Unlike Lauren, Haitian-Italian designer Stella Jean was inspired by Indian regional costume tradition this fall, but filters her own exuberant sensibility through use of the decorative traditions of the Himalayas, with hand-painted maxi coats and pietra dura motifs – she slays no sacred cows except for the ironic kitsch ones emblazoned on a few skirts. The approach is more in keeping with Alexander McQueen being inspired by details in Indian royal costumes, or the ongoing collaborations that designers like Hermès, Isabel Marant and Dries Van Noten have in craftspeople communities across the sub-continent.

In something of a counterpart to the Metropolitan Museum's mammoth, cross-departmental China: Through The Looking Glass exhibition, the Victoria & Albert Museum is opening the India Festival this week – a series of exhibitions, events and digital initiatives celebrating and exploring the culture of South Asia to mark the 25th anniversary of the museum's Nehru Gallery and the Nehru Trust (for more information visit vam.ac.uk). The India Festival includes large-scale retrospectives like the Al Thani jewellery collection, demonstrating the culture's influence on European jewellery houses of the early 20th century such as Cartier and Boucheron. But the major area of focus is naturally India's material culture – namely, a history of innovative textile production, thousands of years of dyes, pioneering techniques and cotton and silk. These have significance, be they political, religious or cultural.
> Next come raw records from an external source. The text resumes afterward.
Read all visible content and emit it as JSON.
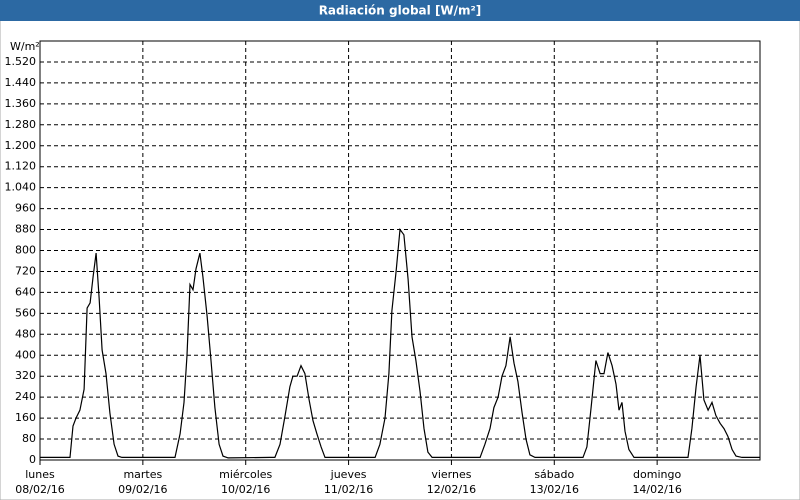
{
  "chart_data": {
    "type": "line",
    "title": "Radiación global [W/m²]",
    "y_unit": "W/m²",
    "x": [
      0,
      7.0,
      7.7,
      8.4,
      9.3,
      10.3,
      11.0,
      11.7,
      12.4,
      13.1,
      13.8,
      14.5,
      15.4,
      16.3,
      17.3,
      18.2,
      19.1,
      31.5,
      32.7,
      33.6,
      34.3,
      35.0,
      35.7,
      36.4,
      37.3,
      38.0,
      39.0,
      39.9,
      40.8,
      41.8,
      42.7,
      43.9,
      53.7,
      54.8,
      56.0,
      57.2,
      58.3,
      59.0,
      60.0,
      60.9,
      61.8,
      62.8,
      63.7,
      64.6,
      65.6,
      66.5,
      78.2,
      79.3,
      80.5,
      81.4,
      82.1,
      83.1,
      84.0,
      84.9,
      85.9,
      86.8,
      87.7,
      88.7,
      89.6,
      90.5,
      91.5,
      102.7,
      103.8,
      105.0,
      105.9,
      106.9,
      107.8,
      108.7,
      109.7,
      110.6,
      111.5,
      112.5,
      113.4,
      114.3,
      115.5,
      126.7,
      127.6,
      128.6,
      129.7,
      130.7,
      131.6,
      132.5,
      133.5,
      134.4,
      135.1,
      135.8,
      136.5,
      137.4,
      138.6,
      151.2,
      152.1,
      153.1,
      154.0,
      154.9,
      155.9,
      156.8,
      157.7,
      158.7,
      159.6,
      160.5,
      161.5,
      162.4,
      163.8,
      168
    ],
    "series": [
      {
        "name": "Radiación global",
        "color": "#000000",
        "values": [
          10,
          10,
          130,
          160,
          190,
          270,
          580,
          600,
          700,
          790,
          620,
          420,
          330,
          180,
          60,
          15,
          10,
          10,
          100,
          220,
          400,
          670,
          650,
          730,
          790,
          700,
          550,
          380,
          200,
          60,
          15,
          8,
          10,
          10,
          60,
          170,
          280,
          320,
          320,
          360,
          330,
          230,
          150,
          100,
          50,
          10,
          10,
          60,
          160,
          330,
          570,
          720,
          880,
          860,
          690,
          470,
          380,
          260,
          120,
          30,
          10,
          10,
          60,
          120,
          200,
          240,
          320,
          360,
          470,
          370,
          300,
          180,
          80,
          20,
          10,
          10,
          50,
          200,
          380,
          330,
          330,
          410,
          360,
          290,
          190,
          220,
          110,
          40,
          10,
          10,
          120,
          280,
          400,
          230,
          190,
          220,
          170,
          140,
          120,
          90,
          40,
          15,
          10,
          10
        ]
      }
    ],
    "xlim": [
      0,
      168
    ],
    "xticks": [
      {
        "value": 0,
        "label": "08/02/16"
      },
      {
        "value": 24,
        "label": "09/02/16"
      },
      {
        "value": 48,
        "label": "10/02/16"
      },
      {
        "value": 72,
        "label": "11/02/16"
      },
      {
        "value": 96,
        "label": "12/02/16"
      },
      {
        "value": 120,
        "label": "13/02/16"
      },
      {
        "value": 144,
        "label": "14/02/16"
      }
    ],
    "xtick_days": [
      "lunes",
      "martes",
      "miércoles",
      "jueves",
      "viernes",
      "sábado",
      "domingo"
    ],
    "ylim": [
      0,
      1600
    ],
    "yticks": [
      0,
      80,
      160,
      240,
      320,
      400,
      480,
      560,
      640,
      720,
      800,
      880,
      960,
      {
        "value": 1040,
        "label": "1.040"
      },
      {
        "value": 1120,
        "label": "1.120"
      },
      {
        "value": 1200,
        "label": "1.200"
      },
      {
        "value": 1280,
        "label": "1.280"
      },
      {
        "value": 1360,
        "label": "1.360"
      },
      {
        "value": 1440,
        "label": "1.440"
      },
      {
        "value": 1520,
        "label": "1.520"
      }
    ],
    "grid": true
  }
}
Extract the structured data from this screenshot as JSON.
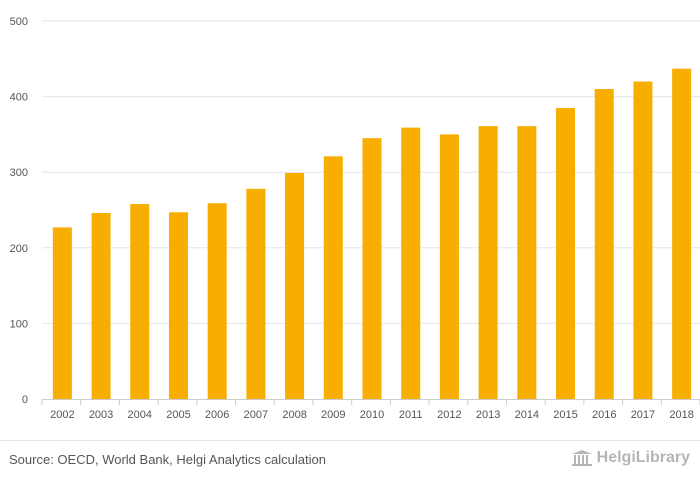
{
  "chart_data": {
    "type": "bar",
    "categories": [
      "2002",
      "2003",
      "2004",
      "2005",
      "2006",
      "2007",
      "2008",
      "2009",
      "2010",
      "2011",
      "2012",
      "2013",
      "2014",
      "2015",
      "2016",
      "2017",
      "2018"
    ],
    "values": [
      227,
      246,
      258,
      247,
      259,
      278,
      299,
      321,
      345,
      359,
      350,
      361,
      361,
      385,
      410,
      420,
      437
    ],
    "title": "",
    "xlabel": "",
    "ylabel": "",
    "ylim": [
      0,
      500
    ],
    "yticks": [
      0,
      100,
      200,
      300,
      400,
      500
    ],
    "grid": true,
    "bar_color": "#f7ae00"
  },
  "footer": {
    "source": "Source: OECD, World Bank, Helgi Analytics calculation",
    "brand": "HelgiLibrary"
  },
  "icons": {
    "brand_logo": "library-building-icon"
  }
}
Thoughtful costuming in Indian Summers reflects this in subtle but significant ways that I appreciated all the more for having questioned the nature of my own appreciation. In one scene, a witness attempts to offhandedly dismiss the white cap worn by a man accused of attempted murder as merely the generic topi style, worn for centuries to shield the head from the sun. In fact, as the V&A's show details, the white cap made with Indian-spun cotton, called a khadi, became code for the self-reliance and nationalist movement, and at the time had a new meaning as a symbol of political defiance (as it did again last year when worn during India's election, not by Gandhi's Congress party but the insurgent AAP party). It was just a small prop, but a larger symbol of opposition and non-cooperation with Imperial domination that adds dimension to the show.
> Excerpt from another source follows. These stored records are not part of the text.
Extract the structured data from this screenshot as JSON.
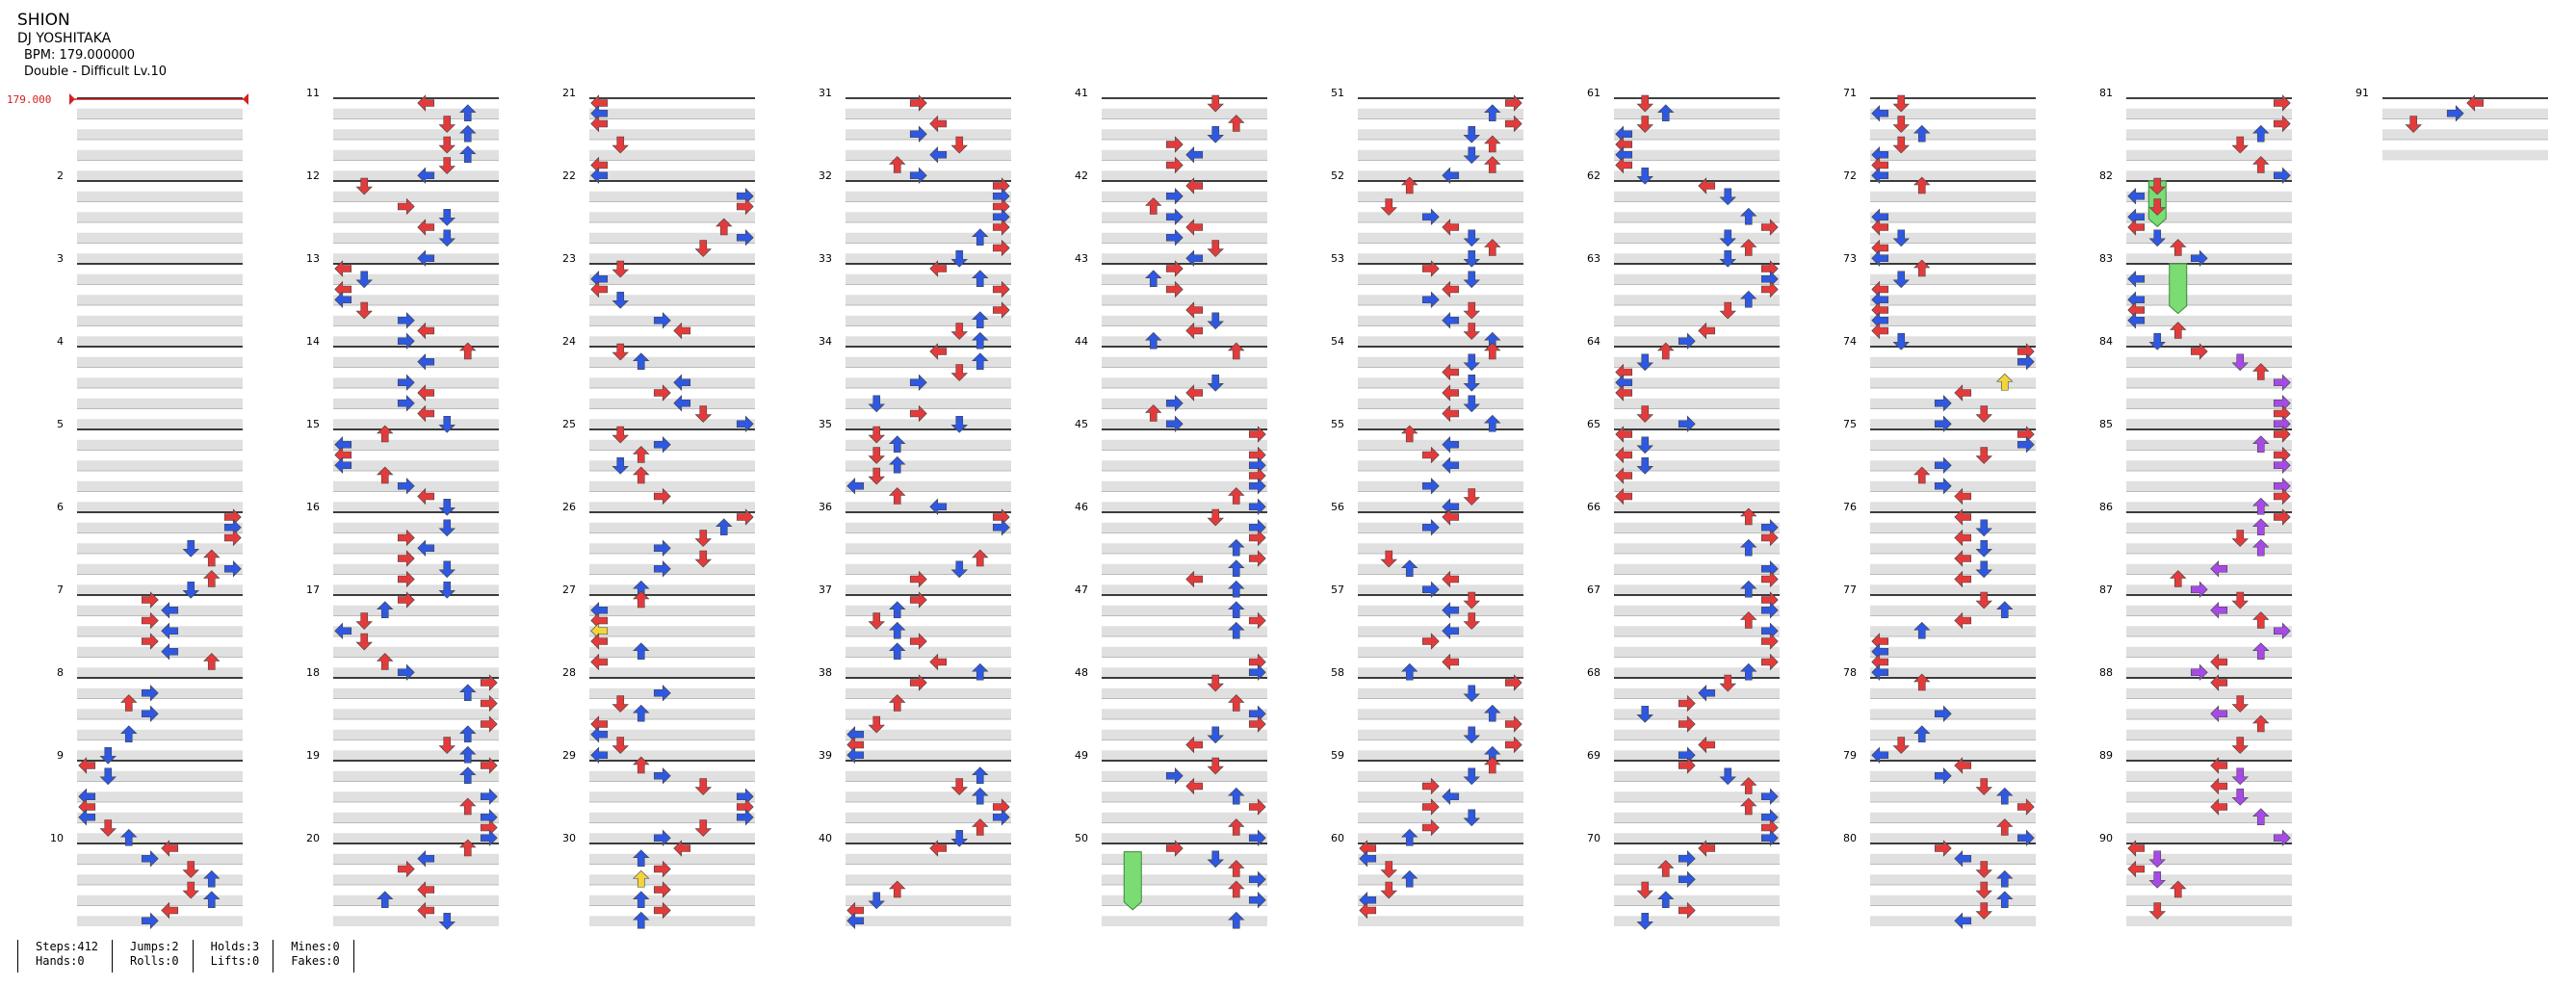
{
  "song": {
    "title": "SHION",
    "artist": "DJ YOSHITAKA",
    "bpm_text": "BPM: 179.000000",
    "difficulty_text": "Double - Difficult Lv.10",
    "bpm_marker": "179.000"
  },
  "measure_labels": [
    "",
    "2",
    "3",
    "4",
    "5",
    "6",
    "7",
    "8",
    "9",
    "10",
    "11",
    "12",
    "13",
    "14",
    "15",
    "16",
    "17",
    "18",
    "19",
    "20",
    "21",
    "22",
    "23",
    "24",
    "25",
    "26",
    "27",
    "28",
    "29",
    "30",
    "31",
    "32",
    "33",
    "34",
    "35",
    "36",
    "37",
    "38",
    "39",
    "40",
    "41",
    "42",
    "43",
    "44",
    "45",
    "46",
    "47",
    "48",
    "49",
    "50",
    "51",
    "52",
    "53",
    "54",
    "55",
    "56",
    "57",
    "58",
    "59",
    "60",
    "61",
    "62",
    "63",
    "64",
    "65",
    "66",
    "67",
    "68",
    "69",
    "70",
    "71",
    "72",
    "73",
    "74",
    "75",
    "76",
    "77",
    "78",
    "79",
    "80",
    "81",
    "82",
    "83",
    "84",
    "85",
    "86",
    "87",
    "88",
    "89",
    "90",
    "91"
  ],
  "colors": {
    "red_note": "#e33b3b",
    "blue_note": "#2f58e0",
    "yellow_note": "#f1d53a",
    "purple_note": "#a64ae6",
    "hold_body": "#7bdc74",
    "stripe": "#e0e0e0",
    "bpm": "#d62020"
  },
  "stats": {
    "steps": "Steps:412",
    "hands": "Hands:0",
    "jumps": "Jumps:2",
    "rolls": "Rolls:0",
    "holds": "Holds:3",
    "lifts": "Lifts:0",
    "mines": "Mines:0",
    "fakes": "Fakes:0"
  }
}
All the very proper English floral dresses do, too: according to the Berg Fashion Library, East India Company directors stationed there wore garments made from English or European fabric rather than homespun Indian cloth. That recalls the advent of chintz, a colourfast patterned cotton made for export to England by the East India Company in the late 16th century. "After many trials," Samuel Pepys wrote in his diary in September, 1663, "I bought my wife a chintz, that is, a painted Indian calico for her to line her new study, which is very pretty." But as the new television drama and museum show demonstrate, it's never just pretty. It's there to be understood.